Russian Gypsies are first mentioned in 18th-century historical texts. Source: PhotoXpress
The World Romani Congress in London on April 8, 1971 was attended by 23 representatives from nine countries. It declared the Romani people a “single non-territorial nation” and adopted their flag and anthem.
Before the 1990 publication of Efim Druts and Alexei Gessler’s book “Gypsies”, many Russians did not know the true, complex history of the Romani people. This book dispelled many myths, but misconceptions are still widespread today.
Historically, both Europeans and Russians believed that the Roma originated in Egypt (hence their English name Gypsy) and were descended from pharaohs. To this end, Alexander Kuprin’s 1911 short story about Gypsies was called “Tribe of Pharaohs”.
In fact, back in 1844 the German linguist August Pott proved that the Romani people originated from India. They most probably left the subcontinent in the middle of the 5th century.
This exodus marked the start of the long-suffering Roma people’s difficult journey throughout Europe. They were treated differently wherever they went; in Greece, for example, they were welcomed, while they were persecuted and all but annihilated in other countries.
In 1633, a decree was issued in Spain threatening Gypsies with execution unless “they don ordinary clothes, forget their language and even their names.” A law passed in England by Queen Elizabeth I in 1562 criminalised people who even stayed with Gypsies once, as well as the Gypsies themselves.
Russian Gypsies are first mentioned in 18th-century historical texts from Anna Ioannovna’s reign, when a decree was issued regarding the duties to be levied from them. Her successor, Elizaveta Petrovna, issued a decree banning Gypsies from St. Petersburg and its environs. However, even the toughest restrictions imposed on Gypsies in Russia pale in comparison with what was happening in Europe, where a decree stating that “every Gypsy encountered on the road must be hanged” could easily be issued.
All in all, the story of the Roma people’s diaspora is a complex, exciting and largely tragic tale. One thing is clear: they have succeeded in maintaining their identity.
Gypsies have featured prominently in world literature, often becoming protagonists, as in Victor Hugo’s “Notre-Dame de Paris” or Prosper Mérimée’s “Carmen”. Russian literature also owes a great deal to Romani culture, and almost all major Russian authors have included Gypsies in their work.
Gypsy values have become an integral part of Russian literature. The two cultures were drawn to each other by their concept of freedom (volya), which is very different from the European concept of liberty.
In the 18th century Gypsies were banned from the capital - St. Petersburg - and its environs. Source: PhotoXpress
Interestingly, the first truly outstanding artistic work about Gypsies in Russia – Pushkin’s poem “The Gypsies” – also established the ethical foundations of future Russian literature. An old Gypsy man tells the main character, Aleko, who has killed his Gypsy lover: "Leave us, you proud, disdainful man!/ We are savage, and we do not have laws,/ But we do not torture, and we do not kill. /We have no need of blood or groans/ But to live with a murderer we have no wish."
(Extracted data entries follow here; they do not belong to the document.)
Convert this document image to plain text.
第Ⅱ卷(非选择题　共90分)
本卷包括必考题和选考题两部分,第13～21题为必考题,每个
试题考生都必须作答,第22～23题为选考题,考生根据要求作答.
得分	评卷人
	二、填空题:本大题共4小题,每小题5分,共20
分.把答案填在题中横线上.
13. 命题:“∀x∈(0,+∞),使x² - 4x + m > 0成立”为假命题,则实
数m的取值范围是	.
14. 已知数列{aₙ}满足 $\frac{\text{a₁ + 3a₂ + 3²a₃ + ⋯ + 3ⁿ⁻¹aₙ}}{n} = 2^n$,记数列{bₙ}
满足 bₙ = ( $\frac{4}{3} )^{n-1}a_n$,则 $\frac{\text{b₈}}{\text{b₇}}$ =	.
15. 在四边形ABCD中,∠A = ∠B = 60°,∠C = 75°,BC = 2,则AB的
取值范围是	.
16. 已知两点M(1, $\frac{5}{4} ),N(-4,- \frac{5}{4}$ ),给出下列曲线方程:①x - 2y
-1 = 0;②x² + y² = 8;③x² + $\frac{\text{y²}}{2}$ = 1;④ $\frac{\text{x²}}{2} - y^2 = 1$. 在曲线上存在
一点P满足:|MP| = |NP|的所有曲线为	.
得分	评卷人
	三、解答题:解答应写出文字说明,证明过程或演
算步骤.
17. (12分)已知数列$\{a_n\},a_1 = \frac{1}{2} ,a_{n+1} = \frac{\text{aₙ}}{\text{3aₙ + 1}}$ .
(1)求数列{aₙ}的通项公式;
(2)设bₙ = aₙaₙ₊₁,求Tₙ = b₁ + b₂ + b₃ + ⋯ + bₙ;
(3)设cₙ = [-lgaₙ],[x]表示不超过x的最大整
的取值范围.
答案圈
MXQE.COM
That statement is just a few steps removed from Dostoyevsky’s famous utterance: "Humble yourself, oh haughty man."
Maxim Gorky’s first work, “Makar Chudra”, also begins with an old Gypsy man pondering freedom: “So you are walking? This is good! You have chosen a glorious path for yourself, falcon. That’s the way to do it: walk and watch and when you have seen enough, lie down and die - and that’s it!”
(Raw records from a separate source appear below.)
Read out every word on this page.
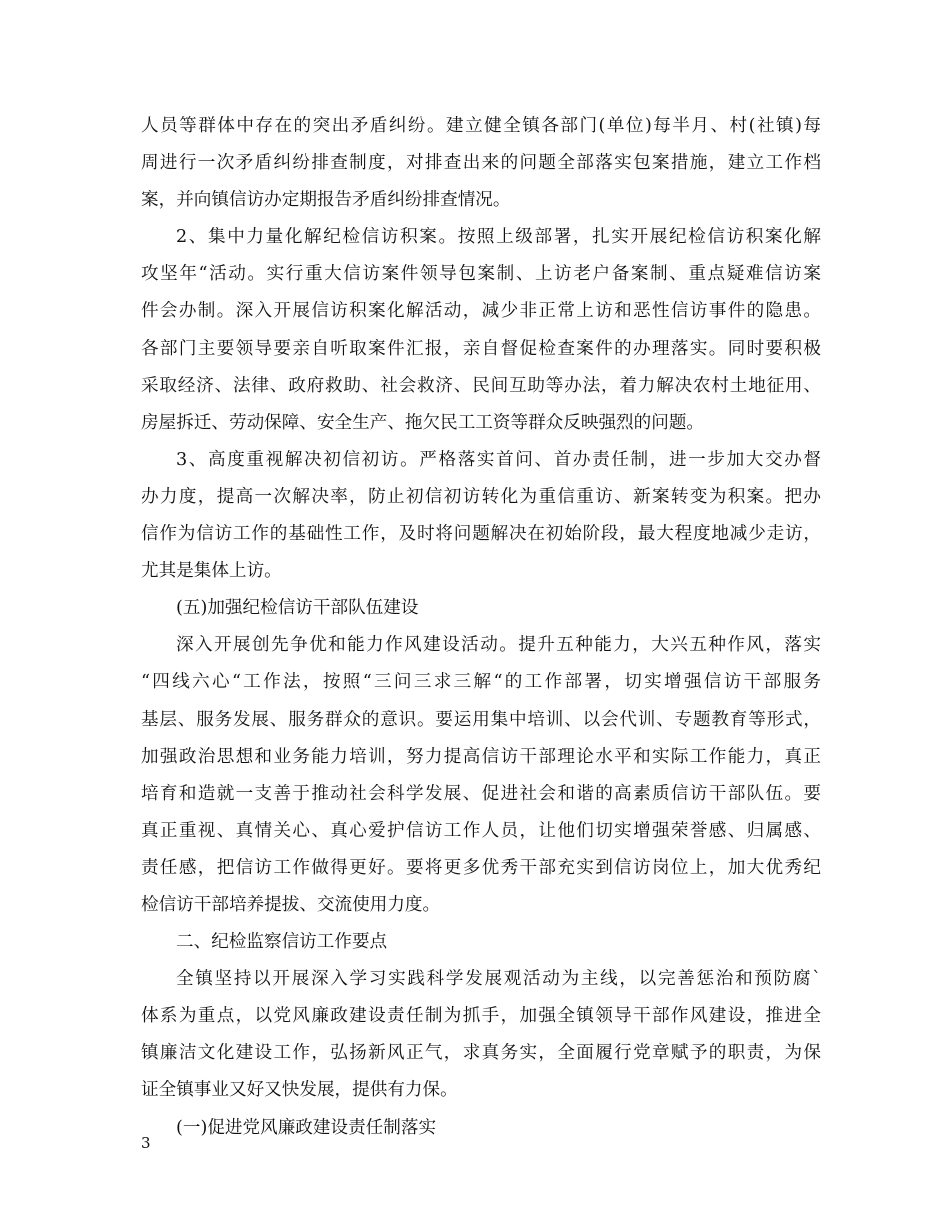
人员等群体中存在的突出矛盾纠纷。建立健全镇各部门(单位)每半月、村(社镇)每
周进行一次矛盾纠纷排查制度，对排查出来的问题全部落实包案措施，建立工作档
案，并向镇信访办定期报告矛盾纠纷排查情况。
2、集中力量化解纪检信访积案。按照上级部署，扎实开展纪检信访积案化解
攻坚年“活动。实行重大信访案件领导包案制、上访老户备案制、重点疑难信访案
件会办制。深入开展信访积案化解活动，减少非正常上访和恶性信访事件的隐患。
各部门主要领导要亲自听取案件汇报，亲自督促检查案件的办理落实。同时要积极
采取经济、法律、政府救助、社会救济、民间互助等办法，着力解决农村土地征用、
房屋拆迁、劳动保障、安全生产、拖欠民工工资等群众反映强烈的问题。
3、高度重视解决初信初访。严格落实首问、首办责任制，进一步加大交办督
办力度，提高一次解决率，防止初信初访转化为重信重访、新案转变为积案。把办
信作为信访工作的基础性工作，及时将问题解决在初始阶段，最大程度地减少走访，
尤其是集体上访。
(五)加强纪检信访干部队伍建设
深入开展创先争优和能力作风建设活动。提升五种能力，大兴五种作风，落实
“四线六心“工作法，按照“三问三求三解“的工作部署，切实增强信访干部服务
基层、服务发展、服务群众的意识。要运用集中培训、以会代训、专题教育等形式，
加强政治思想和业务能力培训，努力提高信访干部理论水平和实际工作能力，真正
培育和造就一支善于推动社会科学发展、促进社会和谐的高素质信访干部队伍。要
真正重视、真情关心、真心爱护信访工作人员，让他们切实增强荣誉感、归属感、
责任感，把信访工作做得更好。要将更多优秀干部充实到信访岗位上，加大优秀纪
检信访干部培养提拔、交流使用力度。
二、纪检监察信访工作要点
全镇坚持以开展深入学习实践科学发展观活动为主线，以完善惩治和预防腐`
体系为重点，以党风廉政建设责任制为抓手，加强全镇领导干部作风建设，推进全
镇廉洁文化建设工作，弘扬新风正气，求真务实，全面履行党章赋予的职责，为保
证全镇事业又好又快发展，提供有力保。
(一)促进党风廉政建设责任制落实
3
Russian poetry and songs have also had a complex interconnection with Gypsy culture. The poets Afanasy Fet, Apollon Grigoryev, Alexander Blok and Nikolai Zabolotsky all had significant Romani influences. After a few drinks, Russians often start singing "My bonfire is alight in the fog…” by Yakov Poklonsky, while the famous Soviet film “A Cruel Romance”, based on a play by Alexander Ostrovsky, produced a hugely popular hit song called “Follow a Gypsy star”. Few people are aware, however, that its lyrics are in fact based on a Rudyard Kipling poem.
Perhaps equally surprising for ordinary Russians is that the instantly recognizable song “Valenki”, with its refrain “during the frost I went barefoot to my sweetheart,” is in fact an old Gypsy song based on ditties from Saratov Region. The fact that “Valenki” became one of the most popular songs on the front line during World War II shows just how entwined Gypsy culture and traditions have become with Russian culture itself.